Titre original : LA TRILOGIE DES BALKANS
Réalisation : Chris Marker
Pays d’origine : France
Sortie : 8 Juin 2016
Durée : 2h00min
Genre : Documentaire
Distributeur : Arte EDITIONS
Synopsis : Ensemble, ces trois films de Chris Marker offrent une perception d’une rare acuité de ce qui s’est joué en ex-Yougoslavie durant la dernière décennie du 20e siècle.
Le 20 heures dans les camps 1993 – 26 min: Au camp de Roska en Slovénie, des réfugiés bosniaques, dépouillés de tout, entreprennent de se réapproprier au moins l’information en créant une télévision sur cassettes dotée de tous les éléments de la « vraie » télévision : présentateurs, jingles et piratage des émissions qui parlent d’eux.
Casque bleu 1995 – 26 min: Le témoignage d’un jeune conscrit qui s’est engagé en 1994 comme casque bleu pour partir en mission en Bosnie.
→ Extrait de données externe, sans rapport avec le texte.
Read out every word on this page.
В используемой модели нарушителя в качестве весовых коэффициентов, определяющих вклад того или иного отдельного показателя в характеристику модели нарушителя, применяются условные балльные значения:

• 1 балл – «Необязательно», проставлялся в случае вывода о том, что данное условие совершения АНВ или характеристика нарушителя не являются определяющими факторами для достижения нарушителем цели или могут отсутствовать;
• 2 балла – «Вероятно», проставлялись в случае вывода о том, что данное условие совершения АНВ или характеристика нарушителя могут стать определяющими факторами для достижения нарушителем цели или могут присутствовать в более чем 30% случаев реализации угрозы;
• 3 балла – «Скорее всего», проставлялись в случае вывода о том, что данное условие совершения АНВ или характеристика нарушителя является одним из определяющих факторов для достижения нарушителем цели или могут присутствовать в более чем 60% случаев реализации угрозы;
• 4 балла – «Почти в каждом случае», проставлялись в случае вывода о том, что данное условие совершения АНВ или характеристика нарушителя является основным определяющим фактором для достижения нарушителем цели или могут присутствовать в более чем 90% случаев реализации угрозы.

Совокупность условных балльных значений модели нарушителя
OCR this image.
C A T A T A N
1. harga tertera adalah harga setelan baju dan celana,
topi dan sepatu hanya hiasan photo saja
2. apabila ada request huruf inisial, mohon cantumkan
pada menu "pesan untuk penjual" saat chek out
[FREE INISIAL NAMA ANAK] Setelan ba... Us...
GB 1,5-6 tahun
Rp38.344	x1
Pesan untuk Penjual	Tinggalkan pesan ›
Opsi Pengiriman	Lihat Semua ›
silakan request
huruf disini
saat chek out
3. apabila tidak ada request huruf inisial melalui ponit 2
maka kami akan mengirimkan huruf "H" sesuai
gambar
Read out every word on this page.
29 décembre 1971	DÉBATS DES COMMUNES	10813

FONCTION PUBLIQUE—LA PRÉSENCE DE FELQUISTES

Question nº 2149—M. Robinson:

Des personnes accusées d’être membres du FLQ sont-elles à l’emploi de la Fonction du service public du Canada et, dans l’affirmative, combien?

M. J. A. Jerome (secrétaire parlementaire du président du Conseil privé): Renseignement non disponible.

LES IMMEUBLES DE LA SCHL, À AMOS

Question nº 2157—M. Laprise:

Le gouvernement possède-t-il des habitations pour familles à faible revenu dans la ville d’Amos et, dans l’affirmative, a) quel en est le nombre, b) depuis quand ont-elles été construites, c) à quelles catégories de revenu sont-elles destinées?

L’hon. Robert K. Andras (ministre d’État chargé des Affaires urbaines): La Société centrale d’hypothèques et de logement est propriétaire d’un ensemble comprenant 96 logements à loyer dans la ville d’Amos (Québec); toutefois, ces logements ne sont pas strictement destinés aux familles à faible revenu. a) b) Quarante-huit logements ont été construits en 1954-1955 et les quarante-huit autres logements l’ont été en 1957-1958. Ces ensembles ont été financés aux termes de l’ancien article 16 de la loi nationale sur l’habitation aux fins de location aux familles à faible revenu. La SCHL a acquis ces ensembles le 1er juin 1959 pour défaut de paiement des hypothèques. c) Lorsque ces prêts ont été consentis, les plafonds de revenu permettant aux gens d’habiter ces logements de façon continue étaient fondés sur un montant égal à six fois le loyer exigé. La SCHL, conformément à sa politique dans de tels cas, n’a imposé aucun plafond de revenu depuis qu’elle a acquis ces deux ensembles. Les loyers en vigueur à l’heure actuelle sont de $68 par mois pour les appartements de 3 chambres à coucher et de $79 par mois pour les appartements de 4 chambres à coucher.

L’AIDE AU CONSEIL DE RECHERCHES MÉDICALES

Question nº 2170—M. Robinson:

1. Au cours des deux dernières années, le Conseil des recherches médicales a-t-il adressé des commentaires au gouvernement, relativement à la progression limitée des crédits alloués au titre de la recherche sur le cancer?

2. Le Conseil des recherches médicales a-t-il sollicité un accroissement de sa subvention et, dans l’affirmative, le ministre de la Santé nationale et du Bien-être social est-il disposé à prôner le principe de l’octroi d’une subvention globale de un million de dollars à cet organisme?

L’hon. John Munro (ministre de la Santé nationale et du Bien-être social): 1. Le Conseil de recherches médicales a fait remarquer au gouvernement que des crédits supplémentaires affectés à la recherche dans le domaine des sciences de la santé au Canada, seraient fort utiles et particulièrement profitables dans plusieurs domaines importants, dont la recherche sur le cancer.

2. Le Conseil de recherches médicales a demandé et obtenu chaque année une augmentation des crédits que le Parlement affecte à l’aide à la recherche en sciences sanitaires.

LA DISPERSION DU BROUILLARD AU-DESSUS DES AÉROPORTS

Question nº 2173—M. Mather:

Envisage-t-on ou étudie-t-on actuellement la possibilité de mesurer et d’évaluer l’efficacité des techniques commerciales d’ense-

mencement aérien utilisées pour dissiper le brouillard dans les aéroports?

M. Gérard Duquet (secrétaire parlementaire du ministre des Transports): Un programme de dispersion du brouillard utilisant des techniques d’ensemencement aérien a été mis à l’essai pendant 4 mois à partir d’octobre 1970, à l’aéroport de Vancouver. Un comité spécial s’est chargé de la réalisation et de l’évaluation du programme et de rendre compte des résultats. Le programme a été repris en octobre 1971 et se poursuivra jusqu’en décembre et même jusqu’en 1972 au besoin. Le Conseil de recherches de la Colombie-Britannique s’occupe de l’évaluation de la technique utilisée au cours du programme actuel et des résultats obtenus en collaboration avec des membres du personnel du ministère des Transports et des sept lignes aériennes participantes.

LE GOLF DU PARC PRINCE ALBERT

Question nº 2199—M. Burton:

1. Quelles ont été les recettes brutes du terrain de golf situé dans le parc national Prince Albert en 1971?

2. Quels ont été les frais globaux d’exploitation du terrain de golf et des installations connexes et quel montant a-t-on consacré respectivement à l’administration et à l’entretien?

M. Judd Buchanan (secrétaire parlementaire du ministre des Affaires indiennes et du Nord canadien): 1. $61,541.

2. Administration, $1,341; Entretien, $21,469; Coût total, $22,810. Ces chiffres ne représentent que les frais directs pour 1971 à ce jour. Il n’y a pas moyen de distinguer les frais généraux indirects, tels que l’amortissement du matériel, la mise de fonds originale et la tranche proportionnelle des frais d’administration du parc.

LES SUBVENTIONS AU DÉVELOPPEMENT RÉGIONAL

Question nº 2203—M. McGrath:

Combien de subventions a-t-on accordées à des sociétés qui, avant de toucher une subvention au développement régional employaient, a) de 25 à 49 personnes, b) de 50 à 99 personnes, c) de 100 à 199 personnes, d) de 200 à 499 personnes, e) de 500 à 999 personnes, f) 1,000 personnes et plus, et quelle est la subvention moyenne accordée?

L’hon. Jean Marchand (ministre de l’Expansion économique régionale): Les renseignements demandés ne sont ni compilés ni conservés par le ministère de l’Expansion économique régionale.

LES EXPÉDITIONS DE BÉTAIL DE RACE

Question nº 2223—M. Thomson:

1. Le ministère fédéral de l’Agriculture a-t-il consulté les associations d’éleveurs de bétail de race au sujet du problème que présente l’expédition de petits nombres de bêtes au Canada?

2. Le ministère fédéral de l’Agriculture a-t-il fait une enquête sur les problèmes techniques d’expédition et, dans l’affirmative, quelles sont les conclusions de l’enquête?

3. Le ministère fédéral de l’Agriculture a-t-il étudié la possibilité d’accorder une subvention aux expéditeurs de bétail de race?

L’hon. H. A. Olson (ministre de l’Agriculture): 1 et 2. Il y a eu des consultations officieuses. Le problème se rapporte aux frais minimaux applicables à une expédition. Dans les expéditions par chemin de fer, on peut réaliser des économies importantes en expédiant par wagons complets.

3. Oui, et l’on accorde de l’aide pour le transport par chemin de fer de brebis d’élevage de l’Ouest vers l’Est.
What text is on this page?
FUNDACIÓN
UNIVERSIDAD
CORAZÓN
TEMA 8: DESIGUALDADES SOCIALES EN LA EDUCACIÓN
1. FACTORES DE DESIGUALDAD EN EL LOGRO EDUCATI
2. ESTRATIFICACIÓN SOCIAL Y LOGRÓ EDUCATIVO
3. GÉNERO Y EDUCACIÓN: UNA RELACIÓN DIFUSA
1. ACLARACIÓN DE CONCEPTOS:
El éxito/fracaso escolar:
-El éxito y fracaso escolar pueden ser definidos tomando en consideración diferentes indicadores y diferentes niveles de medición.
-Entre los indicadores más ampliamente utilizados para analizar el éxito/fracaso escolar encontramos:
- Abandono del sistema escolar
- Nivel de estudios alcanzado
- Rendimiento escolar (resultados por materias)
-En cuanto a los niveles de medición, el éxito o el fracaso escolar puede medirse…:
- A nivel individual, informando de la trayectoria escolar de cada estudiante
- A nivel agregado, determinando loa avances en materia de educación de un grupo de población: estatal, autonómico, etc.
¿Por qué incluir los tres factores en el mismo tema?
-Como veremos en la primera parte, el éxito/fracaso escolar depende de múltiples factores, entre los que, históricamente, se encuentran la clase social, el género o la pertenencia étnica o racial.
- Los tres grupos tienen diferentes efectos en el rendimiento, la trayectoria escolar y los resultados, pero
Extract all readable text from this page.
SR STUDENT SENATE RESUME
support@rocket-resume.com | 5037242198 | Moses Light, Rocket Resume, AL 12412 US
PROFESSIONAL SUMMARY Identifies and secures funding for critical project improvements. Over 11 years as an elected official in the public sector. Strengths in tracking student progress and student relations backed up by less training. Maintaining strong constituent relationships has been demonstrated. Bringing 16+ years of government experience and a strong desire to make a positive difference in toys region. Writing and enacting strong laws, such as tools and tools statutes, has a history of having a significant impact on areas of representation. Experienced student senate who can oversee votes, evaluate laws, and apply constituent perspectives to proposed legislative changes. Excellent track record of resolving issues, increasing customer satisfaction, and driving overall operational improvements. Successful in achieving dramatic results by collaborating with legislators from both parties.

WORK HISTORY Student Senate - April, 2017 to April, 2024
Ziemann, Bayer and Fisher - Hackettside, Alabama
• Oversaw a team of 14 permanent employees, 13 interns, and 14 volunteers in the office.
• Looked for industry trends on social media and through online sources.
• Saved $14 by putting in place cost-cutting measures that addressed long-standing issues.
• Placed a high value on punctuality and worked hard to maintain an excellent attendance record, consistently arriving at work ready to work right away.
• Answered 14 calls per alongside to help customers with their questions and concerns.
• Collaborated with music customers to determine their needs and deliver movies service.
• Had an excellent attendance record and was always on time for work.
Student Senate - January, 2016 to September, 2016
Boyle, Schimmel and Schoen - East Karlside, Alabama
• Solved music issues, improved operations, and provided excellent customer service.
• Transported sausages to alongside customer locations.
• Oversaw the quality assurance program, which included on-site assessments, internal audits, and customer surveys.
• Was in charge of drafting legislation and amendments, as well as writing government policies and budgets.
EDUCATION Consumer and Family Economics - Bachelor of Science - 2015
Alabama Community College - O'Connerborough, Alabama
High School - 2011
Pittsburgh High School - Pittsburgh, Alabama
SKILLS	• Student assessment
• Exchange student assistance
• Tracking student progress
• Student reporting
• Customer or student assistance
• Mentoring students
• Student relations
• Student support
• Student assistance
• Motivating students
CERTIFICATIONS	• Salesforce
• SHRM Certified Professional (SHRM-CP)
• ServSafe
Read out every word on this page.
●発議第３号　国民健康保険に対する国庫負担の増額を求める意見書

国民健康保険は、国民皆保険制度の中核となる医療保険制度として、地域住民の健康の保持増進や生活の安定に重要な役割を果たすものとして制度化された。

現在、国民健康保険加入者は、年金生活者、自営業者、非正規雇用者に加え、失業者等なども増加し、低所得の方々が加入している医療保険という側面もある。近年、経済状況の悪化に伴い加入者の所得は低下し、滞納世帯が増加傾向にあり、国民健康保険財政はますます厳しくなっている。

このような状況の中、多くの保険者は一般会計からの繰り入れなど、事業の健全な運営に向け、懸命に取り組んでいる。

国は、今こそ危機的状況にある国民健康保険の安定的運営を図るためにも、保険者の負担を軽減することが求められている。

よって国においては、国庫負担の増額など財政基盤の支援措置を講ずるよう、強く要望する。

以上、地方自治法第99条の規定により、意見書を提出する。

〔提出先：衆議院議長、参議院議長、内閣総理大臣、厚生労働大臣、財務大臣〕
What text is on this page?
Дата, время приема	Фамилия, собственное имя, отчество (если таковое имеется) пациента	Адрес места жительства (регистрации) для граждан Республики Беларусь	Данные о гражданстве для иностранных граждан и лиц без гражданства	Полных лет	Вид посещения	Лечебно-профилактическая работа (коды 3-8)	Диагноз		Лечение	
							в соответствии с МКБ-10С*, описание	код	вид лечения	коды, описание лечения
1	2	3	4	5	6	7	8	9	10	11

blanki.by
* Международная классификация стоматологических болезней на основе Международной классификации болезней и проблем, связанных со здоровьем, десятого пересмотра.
Après 6 mois dans la poche de Bihac, François Crémieux est de retour en France. Quel bilan tire-t-il de son expérience ? Que reste-t-il de ses attentes, de ses fantasmes, de ses espoirs d’avant le départ ?
Un maire au Kosovo 2000 – 27 min: En 1999 Marker recueille le témoignage de Bajram Rexhepi maire de Mitrovica, ville devenue célèbre à cause de son pont qui la coupait en deux et séparait la population albanaise du dernier bastion serbe. Bajram Rexhepi était chirurgien dans l’Armée de libération du Kosovo. Il parle de son engagement et analyse avec lucidité les circonstances qui l’ont fait maire de Mitrovica.